# Tank size for Channa gachua?



## jesterx626 (Jul 27, 2005)

1. min tank size for Channa gachua?

2. Temperament?

3. Growth rate per month?

4. How hardy is this species?

5. Activity level? (floater?, patroller?)

6. Personality?

7. What tankmates would it tolerate? Only those that cant fit in it's mouth or, only semi-aggressive fish?


----------



## peeteyPee (Jan 21, 2006)

1. 50-75 gallons is more than adequate
2. 78`
3. Not sure but they are full grown at 6"-8"
4. Moderate. One of mines jumped out and was out for most of the night, I put him back in when I found him the next morning but he later died. Other than that they are very good at acclimating to tempereture changes.
5. Bottom dweller. Pretty much thats all they do unless they go up for air or go to eat something.
6. Not as skittish as piranhas. But they don't like bright lights much either, they'll hide when the lights are on.
7. My pair are with two small goldfish and have been since I've gotten them.
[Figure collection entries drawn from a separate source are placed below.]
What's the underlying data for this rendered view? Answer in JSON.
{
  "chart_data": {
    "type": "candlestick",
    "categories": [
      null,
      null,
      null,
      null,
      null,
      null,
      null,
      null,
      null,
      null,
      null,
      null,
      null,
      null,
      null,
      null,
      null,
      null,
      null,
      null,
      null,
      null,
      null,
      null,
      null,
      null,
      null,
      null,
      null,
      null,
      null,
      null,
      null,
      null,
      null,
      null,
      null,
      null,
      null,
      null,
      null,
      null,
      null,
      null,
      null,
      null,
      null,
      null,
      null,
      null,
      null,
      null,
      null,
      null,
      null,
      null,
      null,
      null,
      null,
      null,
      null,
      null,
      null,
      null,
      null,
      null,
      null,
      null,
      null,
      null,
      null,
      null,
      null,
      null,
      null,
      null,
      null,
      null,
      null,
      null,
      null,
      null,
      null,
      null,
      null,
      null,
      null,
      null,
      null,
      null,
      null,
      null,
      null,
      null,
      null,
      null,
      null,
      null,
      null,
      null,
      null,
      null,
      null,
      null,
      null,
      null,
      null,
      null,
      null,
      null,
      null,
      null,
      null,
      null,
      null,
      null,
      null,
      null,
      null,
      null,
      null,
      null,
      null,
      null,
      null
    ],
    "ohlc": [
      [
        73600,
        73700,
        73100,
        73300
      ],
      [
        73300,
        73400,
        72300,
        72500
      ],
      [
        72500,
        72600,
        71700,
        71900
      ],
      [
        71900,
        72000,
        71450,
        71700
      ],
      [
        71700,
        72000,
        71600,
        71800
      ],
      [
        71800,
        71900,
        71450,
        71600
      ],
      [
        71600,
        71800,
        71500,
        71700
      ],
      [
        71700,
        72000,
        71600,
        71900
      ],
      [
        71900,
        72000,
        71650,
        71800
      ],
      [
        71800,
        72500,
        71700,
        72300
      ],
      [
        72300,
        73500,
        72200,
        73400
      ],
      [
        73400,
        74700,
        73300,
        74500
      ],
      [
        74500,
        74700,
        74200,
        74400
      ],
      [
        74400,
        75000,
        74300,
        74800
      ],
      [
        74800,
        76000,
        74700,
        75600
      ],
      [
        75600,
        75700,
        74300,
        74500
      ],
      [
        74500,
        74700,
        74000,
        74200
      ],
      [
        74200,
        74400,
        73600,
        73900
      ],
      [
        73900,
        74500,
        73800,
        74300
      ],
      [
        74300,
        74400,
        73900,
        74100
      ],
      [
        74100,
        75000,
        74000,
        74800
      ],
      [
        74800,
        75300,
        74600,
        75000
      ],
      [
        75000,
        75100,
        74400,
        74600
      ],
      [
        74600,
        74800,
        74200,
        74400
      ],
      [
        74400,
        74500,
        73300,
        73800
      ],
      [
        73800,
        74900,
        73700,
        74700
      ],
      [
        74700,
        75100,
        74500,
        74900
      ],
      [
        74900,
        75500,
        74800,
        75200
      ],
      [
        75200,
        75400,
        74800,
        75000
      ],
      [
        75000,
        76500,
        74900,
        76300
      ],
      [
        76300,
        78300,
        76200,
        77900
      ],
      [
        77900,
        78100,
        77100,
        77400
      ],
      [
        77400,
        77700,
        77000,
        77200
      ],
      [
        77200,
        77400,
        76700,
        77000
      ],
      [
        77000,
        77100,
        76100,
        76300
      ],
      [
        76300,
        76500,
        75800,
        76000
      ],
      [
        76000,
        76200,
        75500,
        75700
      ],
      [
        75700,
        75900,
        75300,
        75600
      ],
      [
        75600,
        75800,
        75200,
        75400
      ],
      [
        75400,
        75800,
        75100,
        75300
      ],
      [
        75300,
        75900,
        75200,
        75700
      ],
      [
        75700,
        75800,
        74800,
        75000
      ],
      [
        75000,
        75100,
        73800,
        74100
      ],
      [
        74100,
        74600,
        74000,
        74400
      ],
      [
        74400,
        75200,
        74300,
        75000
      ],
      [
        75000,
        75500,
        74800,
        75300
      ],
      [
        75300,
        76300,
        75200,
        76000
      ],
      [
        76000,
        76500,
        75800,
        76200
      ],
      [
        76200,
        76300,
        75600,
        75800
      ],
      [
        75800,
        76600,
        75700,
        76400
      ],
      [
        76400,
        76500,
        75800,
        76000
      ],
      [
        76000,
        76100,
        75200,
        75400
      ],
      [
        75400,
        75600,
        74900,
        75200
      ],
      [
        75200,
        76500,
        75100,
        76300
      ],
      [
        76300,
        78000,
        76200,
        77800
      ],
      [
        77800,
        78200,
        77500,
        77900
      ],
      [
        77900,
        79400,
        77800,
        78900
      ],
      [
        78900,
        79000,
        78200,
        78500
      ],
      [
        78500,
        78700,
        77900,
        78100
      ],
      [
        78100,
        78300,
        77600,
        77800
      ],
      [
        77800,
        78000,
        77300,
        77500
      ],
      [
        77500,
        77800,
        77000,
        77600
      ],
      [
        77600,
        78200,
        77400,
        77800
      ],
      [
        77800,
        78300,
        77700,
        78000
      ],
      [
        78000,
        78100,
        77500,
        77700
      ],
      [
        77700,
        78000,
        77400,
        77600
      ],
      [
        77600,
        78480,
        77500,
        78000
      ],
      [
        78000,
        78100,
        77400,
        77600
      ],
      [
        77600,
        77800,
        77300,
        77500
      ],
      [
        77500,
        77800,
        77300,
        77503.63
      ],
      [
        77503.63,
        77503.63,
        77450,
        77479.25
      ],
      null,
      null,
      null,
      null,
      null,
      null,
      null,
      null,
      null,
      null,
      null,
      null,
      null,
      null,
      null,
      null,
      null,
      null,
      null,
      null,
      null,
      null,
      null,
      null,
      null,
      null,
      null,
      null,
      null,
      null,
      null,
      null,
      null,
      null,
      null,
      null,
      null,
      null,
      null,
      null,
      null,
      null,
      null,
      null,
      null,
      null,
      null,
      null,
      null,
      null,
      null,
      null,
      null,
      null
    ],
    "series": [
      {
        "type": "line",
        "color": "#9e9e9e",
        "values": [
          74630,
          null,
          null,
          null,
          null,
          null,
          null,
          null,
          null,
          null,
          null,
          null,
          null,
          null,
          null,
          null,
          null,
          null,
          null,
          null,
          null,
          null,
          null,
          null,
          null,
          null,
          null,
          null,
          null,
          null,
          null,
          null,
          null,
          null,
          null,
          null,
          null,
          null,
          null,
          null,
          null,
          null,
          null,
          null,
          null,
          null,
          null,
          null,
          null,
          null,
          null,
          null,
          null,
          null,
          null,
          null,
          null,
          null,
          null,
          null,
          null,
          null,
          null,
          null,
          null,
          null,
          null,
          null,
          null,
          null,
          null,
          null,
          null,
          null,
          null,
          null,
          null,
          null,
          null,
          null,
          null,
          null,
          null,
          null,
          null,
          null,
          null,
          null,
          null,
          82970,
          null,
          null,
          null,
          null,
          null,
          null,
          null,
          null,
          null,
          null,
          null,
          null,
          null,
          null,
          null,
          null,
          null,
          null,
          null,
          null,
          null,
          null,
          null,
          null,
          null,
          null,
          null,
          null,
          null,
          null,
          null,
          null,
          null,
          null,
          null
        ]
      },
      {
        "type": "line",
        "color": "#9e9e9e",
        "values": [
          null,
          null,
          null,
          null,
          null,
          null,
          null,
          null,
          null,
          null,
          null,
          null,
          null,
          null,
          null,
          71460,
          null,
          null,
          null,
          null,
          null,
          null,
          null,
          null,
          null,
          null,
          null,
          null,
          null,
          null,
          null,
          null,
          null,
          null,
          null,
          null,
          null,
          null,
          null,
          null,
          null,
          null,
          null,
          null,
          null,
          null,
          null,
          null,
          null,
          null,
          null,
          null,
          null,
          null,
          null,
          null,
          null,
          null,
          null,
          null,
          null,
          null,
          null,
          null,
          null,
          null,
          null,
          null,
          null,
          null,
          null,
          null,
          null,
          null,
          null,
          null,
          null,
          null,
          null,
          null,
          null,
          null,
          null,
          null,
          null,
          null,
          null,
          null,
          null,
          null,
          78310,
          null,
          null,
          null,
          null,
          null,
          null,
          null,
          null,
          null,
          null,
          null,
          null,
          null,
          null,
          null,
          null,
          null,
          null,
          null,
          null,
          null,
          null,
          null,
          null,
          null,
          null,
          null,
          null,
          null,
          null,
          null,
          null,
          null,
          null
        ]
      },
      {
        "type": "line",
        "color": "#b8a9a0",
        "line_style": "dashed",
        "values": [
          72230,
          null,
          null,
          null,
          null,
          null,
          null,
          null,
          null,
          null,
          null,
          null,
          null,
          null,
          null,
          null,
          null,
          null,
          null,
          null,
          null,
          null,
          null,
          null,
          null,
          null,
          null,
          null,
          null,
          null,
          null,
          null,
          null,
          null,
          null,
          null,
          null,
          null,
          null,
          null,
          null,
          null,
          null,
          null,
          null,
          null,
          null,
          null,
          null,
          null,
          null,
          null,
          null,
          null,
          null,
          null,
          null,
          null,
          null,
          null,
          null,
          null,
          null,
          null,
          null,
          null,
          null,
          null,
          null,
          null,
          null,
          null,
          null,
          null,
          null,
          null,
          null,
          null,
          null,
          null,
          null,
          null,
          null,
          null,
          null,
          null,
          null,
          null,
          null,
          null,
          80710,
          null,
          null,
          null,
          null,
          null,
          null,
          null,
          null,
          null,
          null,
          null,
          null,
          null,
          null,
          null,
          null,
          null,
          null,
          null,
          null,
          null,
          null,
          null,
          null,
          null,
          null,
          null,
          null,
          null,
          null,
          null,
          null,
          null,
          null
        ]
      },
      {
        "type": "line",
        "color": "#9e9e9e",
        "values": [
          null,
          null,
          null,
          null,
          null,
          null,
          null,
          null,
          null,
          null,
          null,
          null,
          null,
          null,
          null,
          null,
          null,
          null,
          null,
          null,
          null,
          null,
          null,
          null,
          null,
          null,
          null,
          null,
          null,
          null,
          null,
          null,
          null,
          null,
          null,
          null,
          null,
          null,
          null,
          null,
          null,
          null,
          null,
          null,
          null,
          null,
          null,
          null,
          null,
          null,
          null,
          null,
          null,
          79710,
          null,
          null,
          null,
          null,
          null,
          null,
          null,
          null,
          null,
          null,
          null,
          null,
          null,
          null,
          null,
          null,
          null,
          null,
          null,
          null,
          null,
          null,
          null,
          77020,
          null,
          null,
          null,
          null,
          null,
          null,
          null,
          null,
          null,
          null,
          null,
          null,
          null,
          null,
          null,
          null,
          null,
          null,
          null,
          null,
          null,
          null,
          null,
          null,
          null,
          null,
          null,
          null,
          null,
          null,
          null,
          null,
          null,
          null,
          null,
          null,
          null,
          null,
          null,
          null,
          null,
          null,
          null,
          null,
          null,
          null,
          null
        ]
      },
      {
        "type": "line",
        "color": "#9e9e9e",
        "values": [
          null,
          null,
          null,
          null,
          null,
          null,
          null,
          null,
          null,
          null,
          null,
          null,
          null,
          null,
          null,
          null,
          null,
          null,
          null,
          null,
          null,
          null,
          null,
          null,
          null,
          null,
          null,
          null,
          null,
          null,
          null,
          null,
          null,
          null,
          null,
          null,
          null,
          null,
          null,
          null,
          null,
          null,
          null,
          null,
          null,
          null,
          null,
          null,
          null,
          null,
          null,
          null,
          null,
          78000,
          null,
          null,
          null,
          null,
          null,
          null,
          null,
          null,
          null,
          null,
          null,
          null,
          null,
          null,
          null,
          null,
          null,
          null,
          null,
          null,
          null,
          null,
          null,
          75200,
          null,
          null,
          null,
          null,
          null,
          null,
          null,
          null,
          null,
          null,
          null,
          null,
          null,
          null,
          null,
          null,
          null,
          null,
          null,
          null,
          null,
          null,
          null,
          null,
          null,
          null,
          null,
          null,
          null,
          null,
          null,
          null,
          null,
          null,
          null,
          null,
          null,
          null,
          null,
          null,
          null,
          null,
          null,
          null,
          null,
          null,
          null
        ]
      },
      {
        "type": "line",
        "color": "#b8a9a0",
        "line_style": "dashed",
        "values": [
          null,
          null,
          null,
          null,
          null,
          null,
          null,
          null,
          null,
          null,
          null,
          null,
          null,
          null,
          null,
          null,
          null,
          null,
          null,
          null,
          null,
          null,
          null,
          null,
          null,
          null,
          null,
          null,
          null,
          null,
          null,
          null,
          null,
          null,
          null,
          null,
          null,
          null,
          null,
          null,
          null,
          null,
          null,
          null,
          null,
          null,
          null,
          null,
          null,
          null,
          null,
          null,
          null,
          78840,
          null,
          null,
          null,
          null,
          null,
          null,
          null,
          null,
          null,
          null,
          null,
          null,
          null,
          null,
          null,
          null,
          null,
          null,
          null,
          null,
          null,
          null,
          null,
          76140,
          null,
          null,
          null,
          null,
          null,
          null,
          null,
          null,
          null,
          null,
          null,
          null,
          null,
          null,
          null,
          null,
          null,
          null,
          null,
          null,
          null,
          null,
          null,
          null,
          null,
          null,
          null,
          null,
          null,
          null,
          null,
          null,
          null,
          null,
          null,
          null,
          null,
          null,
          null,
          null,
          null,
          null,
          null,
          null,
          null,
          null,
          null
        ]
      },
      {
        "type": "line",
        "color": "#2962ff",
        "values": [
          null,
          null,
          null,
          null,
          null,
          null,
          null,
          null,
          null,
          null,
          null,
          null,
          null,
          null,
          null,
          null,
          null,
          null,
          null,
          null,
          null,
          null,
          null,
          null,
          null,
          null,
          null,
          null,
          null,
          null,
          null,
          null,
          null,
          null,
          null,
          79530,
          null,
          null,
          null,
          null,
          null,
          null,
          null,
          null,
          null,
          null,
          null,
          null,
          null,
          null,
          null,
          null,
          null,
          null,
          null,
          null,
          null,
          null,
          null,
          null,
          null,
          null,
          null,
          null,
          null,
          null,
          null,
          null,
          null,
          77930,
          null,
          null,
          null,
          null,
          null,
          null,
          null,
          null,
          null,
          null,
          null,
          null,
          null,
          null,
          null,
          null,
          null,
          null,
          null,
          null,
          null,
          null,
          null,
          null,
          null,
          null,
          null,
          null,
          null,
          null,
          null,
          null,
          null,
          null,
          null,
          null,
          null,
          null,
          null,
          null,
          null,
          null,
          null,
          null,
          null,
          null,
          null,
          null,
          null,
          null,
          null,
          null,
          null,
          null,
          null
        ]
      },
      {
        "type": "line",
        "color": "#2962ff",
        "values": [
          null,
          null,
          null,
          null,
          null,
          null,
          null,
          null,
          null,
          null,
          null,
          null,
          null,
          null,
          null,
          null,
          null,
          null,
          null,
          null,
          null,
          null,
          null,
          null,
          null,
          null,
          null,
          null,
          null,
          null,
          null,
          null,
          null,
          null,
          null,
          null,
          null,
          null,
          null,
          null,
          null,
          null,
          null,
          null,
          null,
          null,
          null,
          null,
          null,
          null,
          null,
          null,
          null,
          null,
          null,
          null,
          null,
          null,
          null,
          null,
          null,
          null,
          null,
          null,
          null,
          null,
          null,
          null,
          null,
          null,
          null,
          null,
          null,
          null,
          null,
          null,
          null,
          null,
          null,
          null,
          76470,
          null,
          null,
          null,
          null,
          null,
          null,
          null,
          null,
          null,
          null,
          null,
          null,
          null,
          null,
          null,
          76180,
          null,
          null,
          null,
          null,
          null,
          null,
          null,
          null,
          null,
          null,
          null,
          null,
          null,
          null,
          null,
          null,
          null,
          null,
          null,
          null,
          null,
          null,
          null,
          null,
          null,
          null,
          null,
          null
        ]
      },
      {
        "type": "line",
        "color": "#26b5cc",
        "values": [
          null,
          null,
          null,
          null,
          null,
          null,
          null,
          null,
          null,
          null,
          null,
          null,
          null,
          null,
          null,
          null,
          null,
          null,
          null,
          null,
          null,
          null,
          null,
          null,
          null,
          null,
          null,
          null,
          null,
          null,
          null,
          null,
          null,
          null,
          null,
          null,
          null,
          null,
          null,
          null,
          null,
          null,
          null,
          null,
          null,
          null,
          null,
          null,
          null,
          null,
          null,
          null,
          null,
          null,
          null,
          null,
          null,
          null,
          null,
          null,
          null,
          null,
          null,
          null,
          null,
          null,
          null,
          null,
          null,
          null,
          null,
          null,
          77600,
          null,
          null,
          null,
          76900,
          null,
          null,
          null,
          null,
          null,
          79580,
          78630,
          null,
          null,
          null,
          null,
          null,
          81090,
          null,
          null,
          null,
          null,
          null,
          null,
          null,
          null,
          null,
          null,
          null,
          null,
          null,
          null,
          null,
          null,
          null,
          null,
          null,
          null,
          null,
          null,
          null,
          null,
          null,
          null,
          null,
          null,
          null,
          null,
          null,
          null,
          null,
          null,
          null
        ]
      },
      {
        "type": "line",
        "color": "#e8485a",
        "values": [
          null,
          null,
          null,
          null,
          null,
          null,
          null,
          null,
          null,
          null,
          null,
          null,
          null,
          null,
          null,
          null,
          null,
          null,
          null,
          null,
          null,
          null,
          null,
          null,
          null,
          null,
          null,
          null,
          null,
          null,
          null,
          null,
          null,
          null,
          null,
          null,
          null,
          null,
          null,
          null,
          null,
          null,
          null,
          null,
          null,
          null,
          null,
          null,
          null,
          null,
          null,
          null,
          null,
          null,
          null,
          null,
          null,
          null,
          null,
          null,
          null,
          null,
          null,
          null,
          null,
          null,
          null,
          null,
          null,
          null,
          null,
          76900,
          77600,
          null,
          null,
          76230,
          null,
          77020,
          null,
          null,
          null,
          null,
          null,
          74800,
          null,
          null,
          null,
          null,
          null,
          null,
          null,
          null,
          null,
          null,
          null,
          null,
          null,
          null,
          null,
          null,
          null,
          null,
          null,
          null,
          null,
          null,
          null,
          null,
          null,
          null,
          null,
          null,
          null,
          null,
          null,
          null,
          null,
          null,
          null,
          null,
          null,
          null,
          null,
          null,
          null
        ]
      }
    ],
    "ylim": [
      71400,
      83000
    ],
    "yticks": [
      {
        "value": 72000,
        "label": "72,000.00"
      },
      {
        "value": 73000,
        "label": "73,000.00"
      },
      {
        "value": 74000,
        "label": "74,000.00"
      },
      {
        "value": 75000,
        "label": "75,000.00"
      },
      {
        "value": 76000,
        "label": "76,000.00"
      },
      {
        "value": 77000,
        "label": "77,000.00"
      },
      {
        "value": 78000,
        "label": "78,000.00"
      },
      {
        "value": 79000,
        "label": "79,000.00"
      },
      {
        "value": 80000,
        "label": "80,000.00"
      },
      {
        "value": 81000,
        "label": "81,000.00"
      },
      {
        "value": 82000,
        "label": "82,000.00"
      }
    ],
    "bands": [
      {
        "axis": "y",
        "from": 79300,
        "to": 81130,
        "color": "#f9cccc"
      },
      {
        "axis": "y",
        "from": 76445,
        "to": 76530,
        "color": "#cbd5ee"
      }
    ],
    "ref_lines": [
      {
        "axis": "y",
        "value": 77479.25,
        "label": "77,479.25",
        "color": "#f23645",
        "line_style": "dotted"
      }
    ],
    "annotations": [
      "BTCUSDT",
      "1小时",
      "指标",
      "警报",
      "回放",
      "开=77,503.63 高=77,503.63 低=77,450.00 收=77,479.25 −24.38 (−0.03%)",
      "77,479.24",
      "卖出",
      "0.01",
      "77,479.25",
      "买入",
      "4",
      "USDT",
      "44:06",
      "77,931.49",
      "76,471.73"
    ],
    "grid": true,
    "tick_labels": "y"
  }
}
They did eat one recently, but they have never even tried to before than or have tried since.

Hope this helps.


----------



## the REASON (Jun 18, 2006)

peeteyPee said:


> 2. 78`


haha. he said temperament not temperature.


----------



## peeteyPee (Jan 21, 2006)

LOL!!! What an asshat I was I didn't even read it correctly. As for temperament very mellow.


----------



## jesterx626 (Jul 27, 2005)

ahah thanks.


----------